Read this first: everything on this page is general educational information, not legal advice, and FamilyCourtHelp.com is not a law firm. Custody decisions and child support numbers always depend on the facts of your case and the judge who hears it. Before you sign or file anything, have a licensed family law attorney in your state look it over.
Custody questions in Gardiner, Maine usually start the same way: what does custody actually mean, who gets the kids when, and how is child support figured out? This page walks through each one in everyday words.
Custody covers two different questions, and it helps to keep them separate. One side is decision making, often called legal custody, which is about who chooses things like school and health care. The other side is physical custody, which is simply where the children sleep and spend their days. In Maine, the day to day schedule is usually described as custody or parenting time, and writing it down in a parenting plan keeps both homes on the same page. Family cases in Maine are generally heard in the District Court, though many parents check which court handles family cases in their own area. Whatever the schedule ends up looking like, judges focus on what is best for the child.
Time sharing is the calendar side of custody: which nights the children sleep at each home, who has them for holidays, birthdays, and school breaks, and how pick-ups and drop-offs work. Common setups range from an even week-on, week-off split to a schedule where the children live mostly with one parent and spend weekends with the other. There is no single right answer; the schedule that works is the one the children can count on. Maine courts generally call this "Custody / Parenting Time", and that is the language worth using in your paperwork.
A parenting plan is the written document that captures all of it: the regular schedule, holidays, exchanges, how the parents make decisions, how they communicate, and what happens when something needs to change. Putting it in writing is what turns good intentions into a routine everyone can rely on, and it is usually what a court reviews and adopts as the order in a custody case.
Child support is money one parent pays the other to help cover the children's everyday costs, like housing, food, clothes, and school. Every US state sets it with a guideline formula rather than a judge's gut feeling. Most formulas look at the parents' incomes and the number of children, and many also count how many overnights the children spend with each parent and real costs like health insurance and child care. The formula produces a starting number; the judge sets the final amount.
Maine sets child support using the Income Shares model, and every state relies on some kind of guideline formula like this. The basic idea is simple. Both parents' incomes are added together, and the support amount is then divided between them based on each parent's share of that combined income, so the parent who earns more of the total generally carries more of the support. The guideline gives an estimate, and the judge sets the final amount.

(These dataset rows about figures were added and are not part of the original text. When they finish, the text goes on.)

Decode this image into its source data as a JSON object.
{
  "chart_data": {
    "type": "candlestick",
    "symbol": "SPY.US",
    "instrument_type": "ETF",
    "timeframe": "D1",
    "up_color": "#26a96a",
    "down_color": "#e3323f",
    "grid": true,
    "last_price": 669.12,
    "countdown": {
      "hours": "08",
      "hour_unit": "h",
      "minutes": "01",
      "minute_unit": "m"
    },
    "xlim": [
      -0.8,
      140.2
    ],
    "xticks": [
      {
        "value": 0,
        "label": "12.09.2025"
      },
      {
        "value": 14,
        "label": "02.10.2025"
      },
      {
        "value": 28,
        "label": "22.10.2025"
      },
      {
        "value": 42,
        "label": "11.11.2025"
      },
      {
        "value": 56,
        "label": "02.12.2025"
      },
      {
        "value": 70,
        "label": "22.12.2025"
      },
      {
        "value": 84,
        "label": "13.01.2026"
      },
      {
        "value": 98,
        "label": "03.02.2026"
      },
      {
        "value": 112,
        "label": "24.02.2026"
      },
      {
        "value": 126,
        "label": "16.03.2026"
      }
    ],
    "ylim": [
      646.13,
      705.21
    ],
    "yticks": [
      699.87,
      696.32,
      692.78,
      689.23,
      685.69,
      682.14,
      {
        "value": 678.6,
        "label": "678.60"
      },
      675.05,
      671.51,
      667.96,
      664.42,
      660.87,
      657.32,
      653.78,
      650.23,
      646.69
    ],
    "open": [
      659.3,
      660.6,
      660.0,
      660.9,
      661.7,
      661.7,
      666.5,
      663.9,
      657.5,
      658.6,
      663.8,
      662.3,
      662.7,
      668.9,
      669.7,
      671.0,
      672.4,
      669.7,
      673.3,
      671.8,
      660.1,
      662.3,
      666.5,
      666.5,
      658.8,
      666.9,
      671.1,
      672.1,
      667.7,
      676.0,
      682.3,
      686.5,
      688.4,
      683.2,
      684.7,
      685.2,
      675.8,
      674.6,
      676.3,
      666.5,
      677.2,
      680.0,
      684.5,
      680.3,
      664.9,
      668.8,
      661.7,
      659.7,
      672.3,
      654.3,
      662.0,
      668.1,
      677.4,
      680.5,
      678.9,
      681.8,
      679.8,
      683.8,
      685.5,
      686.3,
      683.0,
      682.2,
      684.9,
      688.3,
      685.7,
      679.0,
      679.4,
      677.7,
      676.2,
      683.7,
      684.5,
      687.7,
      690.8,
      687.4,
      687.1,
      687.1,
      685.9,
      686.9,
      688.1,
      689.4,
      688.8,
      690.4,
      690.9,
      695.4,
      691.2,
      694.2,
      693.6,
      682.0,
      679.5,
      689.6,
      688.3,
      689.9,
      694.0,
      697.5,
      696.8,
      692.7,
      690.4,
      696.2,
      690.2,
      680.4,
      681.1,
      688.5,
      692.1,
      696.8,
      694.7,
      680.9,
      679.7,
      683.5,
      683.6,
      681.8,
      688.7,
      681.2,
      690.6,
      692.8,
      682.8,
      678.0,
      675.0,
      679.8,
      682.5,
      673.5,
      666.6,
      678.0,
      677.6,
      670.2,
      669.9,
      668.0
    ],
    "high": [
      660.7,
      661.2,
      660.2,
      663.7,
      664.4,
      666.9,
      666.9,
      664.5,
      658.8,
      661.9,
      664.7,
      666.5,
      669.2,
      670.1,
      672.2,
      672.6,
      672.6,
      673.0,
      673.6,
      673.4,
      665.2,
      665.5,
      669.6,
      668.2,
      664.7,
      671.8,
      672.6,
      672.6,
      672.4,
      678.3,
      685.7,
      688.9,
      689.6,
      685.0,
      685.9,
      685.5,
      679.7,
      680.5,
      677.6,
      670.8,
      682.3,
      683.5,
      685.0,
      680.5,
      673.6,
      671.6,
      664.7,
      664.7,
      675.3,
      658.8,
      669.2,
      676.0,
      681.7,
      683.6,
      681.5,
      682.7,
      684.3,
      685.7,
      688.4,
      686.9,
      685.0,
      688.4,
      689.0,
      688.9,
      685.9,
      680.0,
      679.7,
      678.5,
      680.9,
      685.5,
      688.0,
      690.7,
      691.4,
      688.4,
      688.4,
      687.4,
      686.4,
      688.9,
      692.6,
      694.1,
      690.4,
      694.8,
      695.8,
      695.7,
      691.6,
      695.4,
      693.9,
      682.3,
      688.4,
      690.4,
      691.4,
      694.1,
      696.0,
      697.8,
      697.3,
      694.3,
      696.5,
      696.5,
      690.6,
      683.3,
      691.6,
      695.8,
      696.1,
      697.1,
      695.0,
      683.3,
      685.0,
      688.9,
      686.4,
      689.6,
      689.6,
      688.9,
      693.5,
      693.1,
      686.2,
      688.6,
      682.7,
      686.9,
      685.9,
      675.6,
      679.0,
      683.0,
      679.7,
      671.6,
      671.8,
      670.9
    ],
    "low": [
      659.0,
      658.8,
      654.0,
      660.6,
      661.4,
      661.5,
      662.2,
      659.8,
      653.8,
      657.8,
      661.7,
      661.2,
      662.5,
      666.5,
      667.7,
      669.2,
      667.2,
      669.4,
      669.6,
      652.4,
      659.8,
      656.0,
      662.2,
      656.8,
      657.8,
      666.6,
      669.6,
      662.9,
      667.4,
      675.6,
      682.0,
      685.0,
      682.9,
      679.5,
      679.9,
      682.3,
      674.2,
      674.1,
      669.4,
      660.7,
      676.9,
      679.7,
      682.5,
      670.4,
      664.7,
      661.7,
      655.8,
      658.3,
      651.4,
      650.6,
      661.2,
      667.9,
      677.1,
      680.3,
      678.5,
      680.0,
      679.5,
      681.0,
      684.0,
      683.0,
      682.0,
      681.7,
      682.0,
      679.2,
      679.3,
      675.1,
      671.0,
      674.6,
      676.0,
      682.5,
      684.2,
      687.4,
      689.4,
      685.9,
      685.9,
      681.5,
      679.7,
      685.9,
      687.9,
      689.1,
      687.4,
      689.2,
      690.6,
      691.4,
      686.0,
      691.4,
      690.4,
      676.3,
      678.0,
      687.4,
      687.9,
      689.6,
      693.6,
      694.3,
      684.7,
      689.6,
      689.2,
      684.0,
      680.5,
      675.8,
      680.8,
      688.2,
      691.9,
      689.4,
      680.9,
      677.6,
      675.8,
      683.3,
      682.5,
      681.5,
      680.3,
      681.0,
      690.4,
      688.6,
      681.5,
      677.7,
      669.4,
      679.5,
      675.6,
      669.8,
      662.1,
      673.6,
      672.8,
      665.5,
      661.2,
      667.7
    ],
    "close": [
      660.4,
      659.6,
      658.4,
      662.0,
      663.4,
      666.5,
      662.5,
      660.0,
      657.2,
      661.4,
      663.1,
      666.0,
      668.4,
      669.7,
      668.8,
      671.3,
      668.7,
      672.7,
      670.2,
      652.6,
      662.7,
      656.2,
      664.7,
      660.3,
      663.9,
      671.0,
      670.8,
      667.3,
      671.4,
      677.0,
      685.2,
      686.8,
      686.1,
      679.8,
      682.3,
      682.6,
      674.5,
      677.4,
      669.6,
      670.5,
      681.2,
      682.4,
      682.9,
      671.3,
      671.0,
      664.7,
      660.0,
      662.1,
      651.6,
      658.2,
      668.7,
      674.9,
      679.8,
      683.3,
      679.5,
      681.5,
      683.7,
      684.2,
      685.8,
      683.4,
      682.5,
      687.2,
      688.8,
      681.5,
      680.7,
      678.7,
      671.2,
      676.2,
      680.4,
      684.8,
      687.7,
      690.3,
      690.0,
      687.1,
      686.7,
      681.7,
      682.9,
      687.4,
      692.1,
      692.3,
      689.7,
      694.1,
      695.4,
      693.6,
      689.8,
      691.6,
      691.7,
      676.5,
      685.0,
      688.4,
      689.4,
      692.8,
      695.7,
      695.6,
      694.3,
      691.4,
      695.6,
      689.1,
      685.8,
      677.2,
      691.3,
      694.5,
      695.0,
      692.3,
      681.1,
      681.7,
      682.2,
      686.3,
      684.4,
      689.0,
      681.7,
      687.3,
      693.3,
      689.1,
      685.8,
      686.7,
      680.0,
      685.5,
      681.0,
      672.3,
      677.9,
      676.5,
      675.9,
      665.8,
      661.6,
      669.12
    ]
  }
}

Family court in Maine works at the county level, so custody cases for Gardiner families are generally handled in Kennebec County through the state's District Court. Forms, local rules, and timelines vary, so confirm the current requirements with your local court. This page stays general on purpose and does not give filing steps.
You do not have to figure this out with a legal pad and a guess. Members use FamilyCourtHelp.com to build the custody calendar in the Timeshare Planner, write the parenting plan section by section, run their state's child support formula in the calculator, and keep co-parent conversations in one calm, time-stamped place. Each tool feeds the next, so the schedule you build becomes the plan you print.
Bottom line for Gardiner, Maine: learn the words, build a schedule the children can count on, put it in a clear parenting plan, and have a licensed attorney review anything before you sign or file it.
Gardiner sits in Kennebec County, Maine, and family court works at the county level. Custody, parenting plan, and child support cases for Gardiner families are generally heard there. Confirm the exact court and its current forms with the clerk.
Most people in Maine simply hear it called custody or parenting time. It is the schedule that spells out which days and nights the children are with each parent. Many parents write it into a parenting plan so everyone is working from the same calendar, and courts generally want a schedule that fits the child's life, not just the adults' preferences.
Maine uses what is known as the Income Shares model. In plain terms, the guideline looks at what both parents earn together, then splits the support between them in proportion to each parent's income. The result is an estimate, and the judge sets the final amount in each case.
Legal custody is decision-making: who chooses the school, approves medical care, and makes the other big calls. Physical custody is where the children live day to day. Courts can give both to one parent, share both, or mix them, based on what is best for the child.
Many parents handle parts of a custody case themselves, and FamilyCourtHelp.com exists to help members prepare. That said, it is best to have a licensed Maine family law attorney review anything before you sign or file it. This page is general information, not legal advice.
A regular schedule, holidays and school breaks, exchange times and places, how the parents make decisions, how they communicate, and a clear way to change the plan or settle disagreements. Gaps in any of those tend to cause arguments later.
Custody cases are generally handled through Maine's District Court. The exact court, forms, and local rules can vary, so confirm the current requirements with your local court.